A caveat: 'Computer Science' has become a muddied field in modern times because (at least in the United States) universities do not have degrees in "programming". This means that people interested in programming must sign up for Computer Science degrees, and as a reaction to that the Computer Science programs emphasize programming more and more.
That said, Computer Science itself is a strongly mathematical science - Computational Mathematics might have been a better term. It involves the study of graph theory, algorithmic complexity, formal logic, automata, and in general any logical structure which can describe a transformation or response to input - algorithms. A Computer Scientist in the classic sense could reason about rules that govern any computing system (including modern computers) without necessarily knowing the details of implementation on current architecture. A strong background in Computer Science gives you the ability to develop (or recall) efficient, scalable algorithms, anticipate logical reductions, and reason soundly about what is tractable.

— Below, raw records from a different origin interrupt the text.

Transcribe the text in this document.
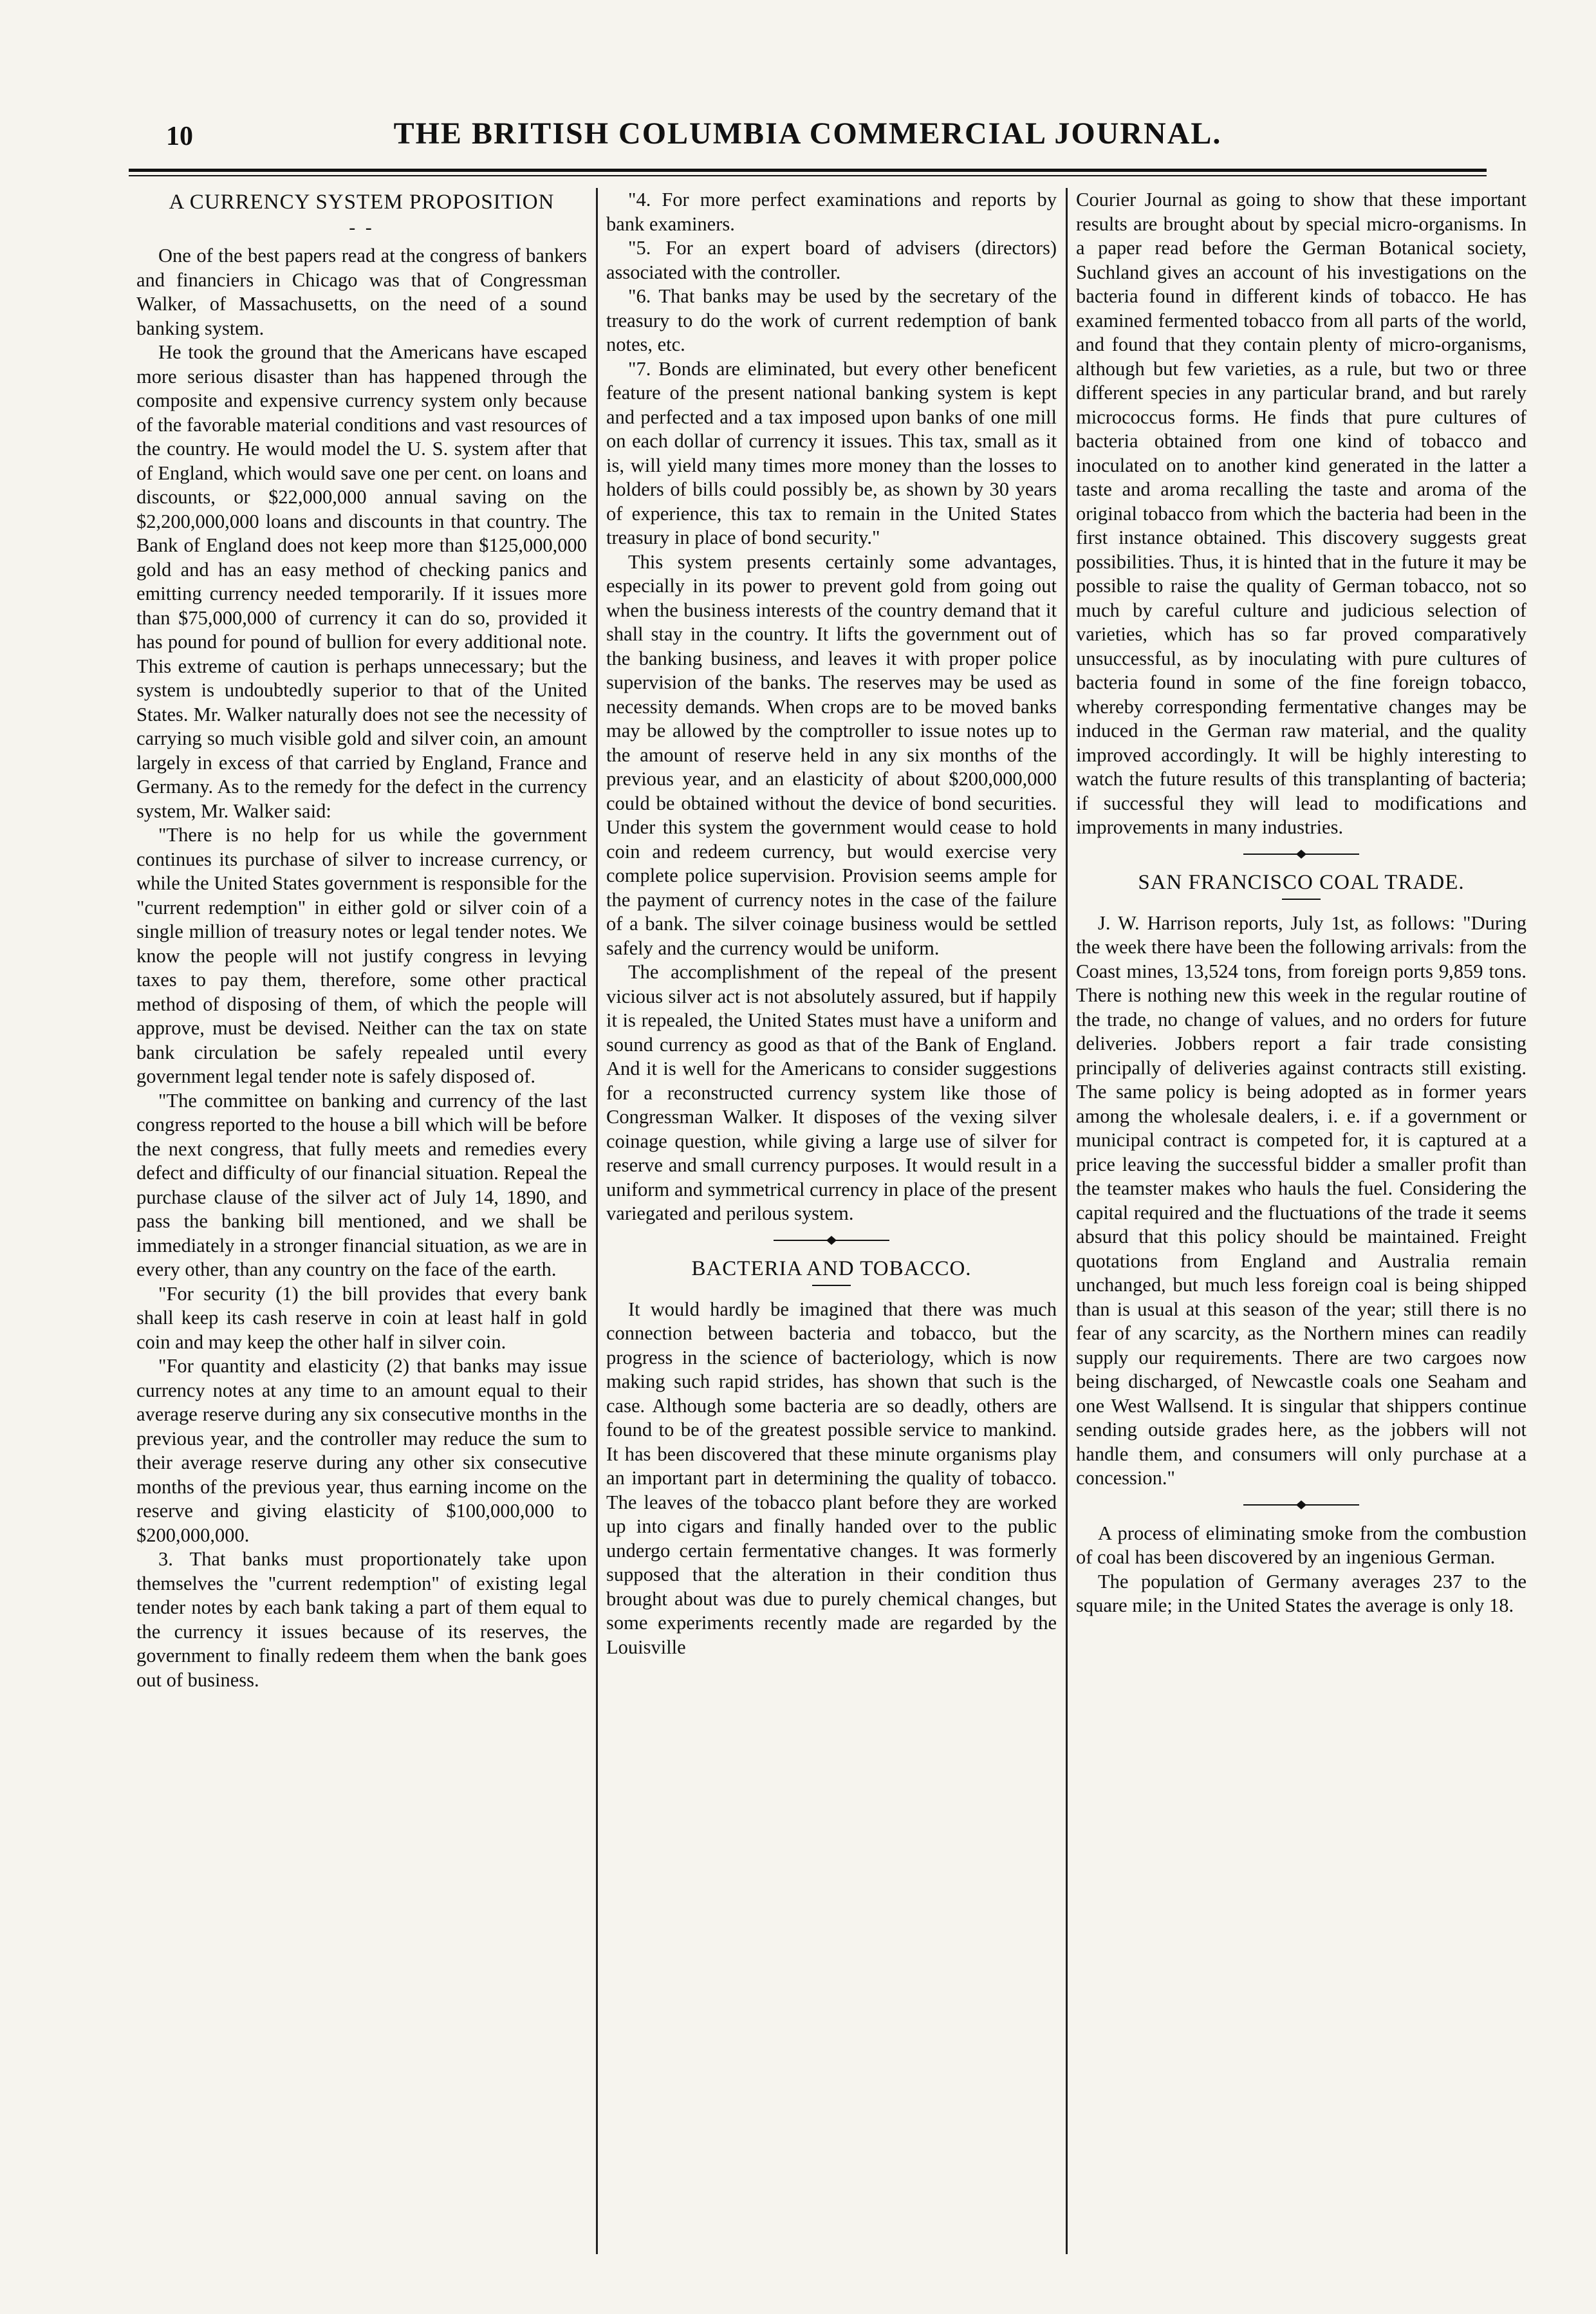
10	THE BRITISH COLUMBIA COMMERCIAL JOURNAL.
A CURRENCY SYSTEM PROPOSITION
- -

One of the best papers read at the congress of bankers and financiers in Chicago was that of Congressman Walker, of Massachusetts, on the need of a sound banking system.

He took the ground that the Americans have escaped more serious disaster than has happened through the composite and expensive currency system only because of the favorable material conditions and vast resources of the country. He would model the U. S. system after that of England, which would save one per cent. on loans and discounts, or $22,000,000 annual saving on the $2,200,000,000 loans and discounts in that country. The Bank of England does not keep more than $125,000,000 gold and has an easy method of checking panics and emitting currency needed temporarily. If it issues more than $75,000,000 of currency it can do so, provided it has pound for pound of bullion for every additional note. This extreme of caution is perhaps unnecessary; but the system is undoubtedly superior to that of the United States. Mr. Walker naturally does not see the necessity of carrying so much visible gold and silver coin, an amount largely in excess of that carried by England, France and Germany. As to the remedy for the defect in the currency system, Mr. Walker said:

"There is no help for us while the government continues its purchase of silver to increase currency, or while the United States government is responsible for the "current redemption" in either gold or silver coin of a single million of treasury notes or legal tender notes. We know the people will not justify congress in levying taxes to pay them, therefore, some other practical method of disposing of them, of which the people will approve, must be devised. Neither can the tax on state bank circulation be safely repealed until every government legal tender note is safely disposed of.

"The committee on banking and currency of the last congress reported to the house a bill which will be before the next congress, that fully meets and remedies every defect and difficulty of our financial situation. Repeal the purchase clause of the silver act of July 14, 1890, and pass the banking bill mentioned, and we shall be immediately in a stronger financial situation, as we are in every other, than any country on the face of the earth.

"For security (1) the bill provides that every bank shall keep its cash reserve in coin at least half in gold coin and may keep the other half in silver coin.

"For quantity and elasticity (2) that banks may issue currency notes at any time to an amount equal to their average reserve during any six consecutive months in the previous year, and the controller may reduce the sum to their average reserve during any other six consecutive months of the previous year, thus earning income on the reserve and giving elasticity of $100,000,000 to $200,000,000.

3. That banks must proportionately take upon themselves the "current redemption" of existing legal tender notes by each bank taking a part of them equal to the currency it issues because of its reserves, the government to finally redeem them when the bank goes out of business.

"4. For more perfect examinations and reports by bank examiners.

"5. For an expert board of advisers (directors) associated with the controller.

"6. That banks may be used by the secretary of the treasury to do the work of current redemption of bank notes, etc.

"7. Bonds are eliminated, but every other beneficent feature of the present national banking system is kept and perfected and a tax imposed upon banks of one mill on each dollar of currency it issues. This tax, small as it is, will yield many times more money than the losses to holders of bills could possibly be, as shown by 30 years of experience, this tax to remain in the United States treasury in place of bond security."

This system presents certainly some advantages, especially in its power to prevent gold from going out when the business interests of the country demand that it shall stay in the country. It lifts the government out of the banking business, and leaves it with proper police supervision of the banks. The reserves may be used as necessity demands. When crops are to be moved banks may be allowed by the comptroller to issue notes up to the amount of reserve held in any six months of the previous year, and an elasticity of about $200,000,000 could be obtained without the device of bond securities. Under this system the government would cease to hold coin and redeem currency, but would exercise very complete police supervision. Provision seems ample for the payment of currency notes in the case of the failure of a bank. The silver coinage business would be settled safely and the currency would be uniform.

The accomplishment of the repeal of the present vicious silver act is not absolutely assured, but if happily it is repealed, the United States must have a uniform and sound currency as good as that of the Bank of England. And it is well for the Americans to consider suggestions for a reconstructed currency system like those of Congressman Walker. It disposes of the vexing silver coinage question, while giving a large use of silver for reserve and small currency purposes. It would result in a uniform and symmetrical currency in place of the present variegated and perilous system.

BACTERIA AND TOBACCO.

It would hardly be imagined that there was much connection between bacteria and tobacco, but the progress in the science of bacteriology, which is now making such rapid strides, has shown that such is the case. Although some bacteria are so deadly, others are found to be of the greatest possible service to mankind. It has been discovered that these minute organisms play an important part in determining the quality of tobacco. The leaves of the tobacco plant before they are worked up into cigars and finally handed over to the public undergo certain fermentative changes. It was formerly supposed that the alteration in their condition thus brought about was due to purely chemical changes, but some experiments recently made are regarded by the Louisville

Courier Journal as going to show that these important results are brought about by special micro-organisms. In a paper read before the German Botanical society, Suchland gives an account of his investigations on the bacteria found in different kinds of tobacco. He has examined fermented tobacco from all parts of the world, and found that they contain plenty of micro-organisms, although but few varieties, as a rule, but two or three different species in any particular brand, and but rarely micrococcus forms. He finds that pure cultures of bacteria obtained from one kind of tobacco and inoculated on to another kind generated in the latter a taste and aroma recalling the taste and aroma of the original tobacco from which the bacteria had been in the first instance obtained. This discovery suggests great possibilities. Thus, it is hinted that in the future it may be possible to raise the quality of German tobacco, not so much by careful culture and judicious selection of varieties, which has so far proved comparatively unsuccessful, as by inoculating with pure cultures of bacteria found in some of the fine foreign tobacco, whereby corresponding fermentative changes may be induced in the German raw material, and the quality improved accordingly. It will be highly interesting to watch the future results of this transplanting of bacteria; if successful they will lead to modifications and improvements in many industries.

SAN FRANCISCO COAL TRADE.

J. W. Harrison reports, July 1st, as follows: "During the week there have been the following arrivals: from the Coast mines, 13,524 tons, from foreign ports 9,859 tons. There is nothing new this week in the regular routine of the trade, no change of values, and no orders for future deliveries. Jobbers report a fair trade consisting principally of deliveries against contracts still existing. The same policy is being adopted as in former years among the wholesale dealers, i. e. if a government or municipal contract is competed for, it is captured at a price leaving the successful bidder a smaller profit than the teamster makes who hauls the fuel. Considering the capital required and the fluctuations of the trade it seems absurd that this policy should be maintained. Freight quotations from England and Australia remain unchanged, but much less foreign coal is being shipped than is usual at this season of the year; still there is no fear of any scarcity, as the Northern mines can readily supply our requirements. There are two cargoes now being discharged, of Newcastle coals one Seaham and one West Wallsend. It is singular that shippers continue sending outside grades here, as the jobbers will not handle them, and consumers will only purchase at a concession."

A process of eliminating smoke from the combustion of coal has been discovered by an ingenious German.

The population of Germany averages 237 to the square mile; in the United States the average is only 18.
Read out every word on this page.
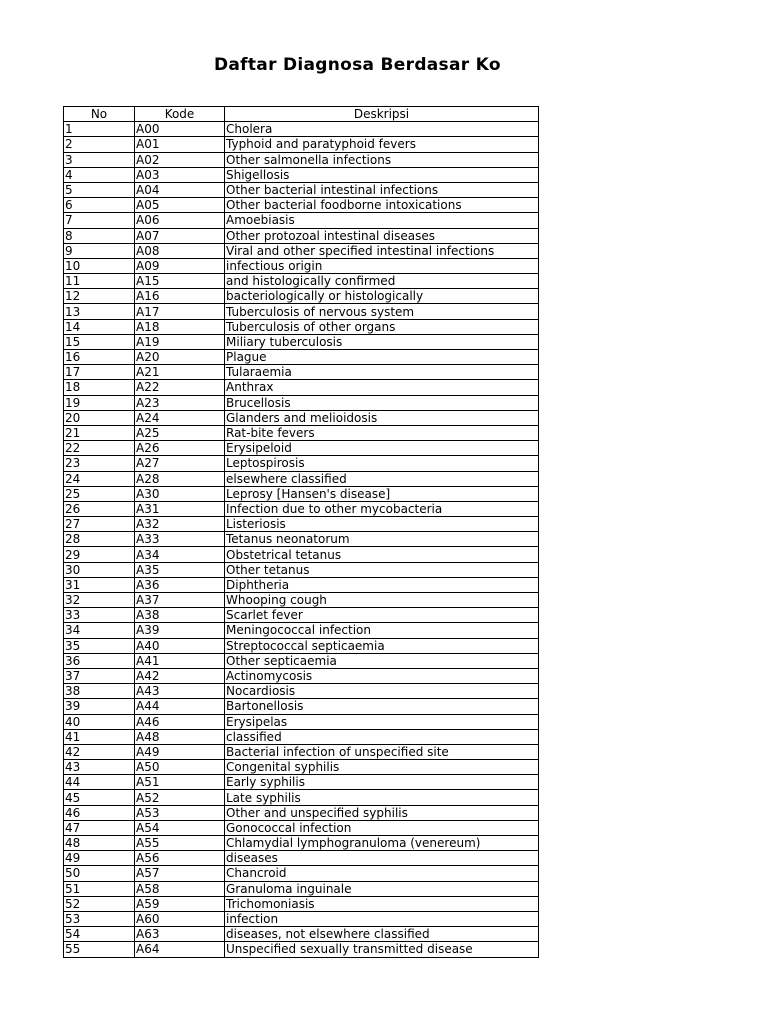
Daftar Diagnosa Berdasar Ko
No	Kode	Deskripsi
1	A00	Cholera
2	A01	Typhoid and paratyphoid fevers
3	A02	Other salmonella infections
4	A03	Shigellosis
5	A04	Other bacterial intestinal infections
6	A05	Other bacterial foodborne intoxications
7	A06	Amoebiasis
8	A07	Other protozoal intestinal diseases
9	A08	Viral and other specified intestinal infections
10	A09	infectious origin
11	A15	and histologically confirmed
12	A16	bacteriologically or histologically
13	A17	Tuberculosis of nervous system
14	A18	Tuberculosis of other organs
15	A19	Miliary tuberculosis
16	A20	Plague
17	A21	Tularaemia
18	A22	Anthrax
19	A23	Brucellosis
20	A24	Glanders and melioidosis
21	A25	Rat-bite fevers
22	A26	Erysipeloid
23	A27	Leptospirosis
24	A28	elsewhere classified
25	A30	Leprosy [Hansen's disease]
26	A31	Infection due to other mycobacteria
27	A32	Listeriosis
28	A33	Tetanus neonatorum
29	A34	Obstetrical tetanus
30	A35	Other tetanus
31	A36	Diphtheria
32	A37	Whooping cough
33	A38	Scarlet fever
34	A39	Meningococcal infection
35	A40	Streptococcal septicaemia
36	A41	Other septicaemia
37	A42	Actinomycosis
38	A43	Nocardiosis
39	A44	Bartonellosis
40	A46	Erysipelas
41	A48	classified
42	A49	Bacterial infection of unspecified site
43	A50	Congenital syphilis
44	A51	Early syphilis
45	A52	Late syphilis
46	A53	Other and unspecified syphilis
47	A54	Gonococcal infection
48	A55	Chlamydial lymphogranuloma (venereum)
49	A56	diseases
50	A57	Chancroid
51	A58	Granuloma inguinale
52	A59	Trichomoniasis
53	A60	infection
54	A63	diseases, not elsewhere classified
55	A64	Unspecified sexually transmitted disease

Programming, by contrast, is what a person does when they use a programming language to transform an algorithm into something the machine can do. (That should make obvious the intimate connection to Computer Science, and where much of the confusion comes from.) A programmer (relative to an environment and language) should be able to take virtually any set of algorithms and transform them into a form both human- and machine-readable by writing code. A strong background in programming (as most CS degrees will provide) enables you to write better code - where 'better' code is more easily understood by others and more successful in expressing the algorithm you are implementing.
There is a large amount of crosstalk, of course, and a high level of experience in one will correspond strongly with developing experience in the other - as noted, a CS major is almost always a competent programmer, and a seasoned programmer has picked up many principles of CS. Think Physics and Engineering.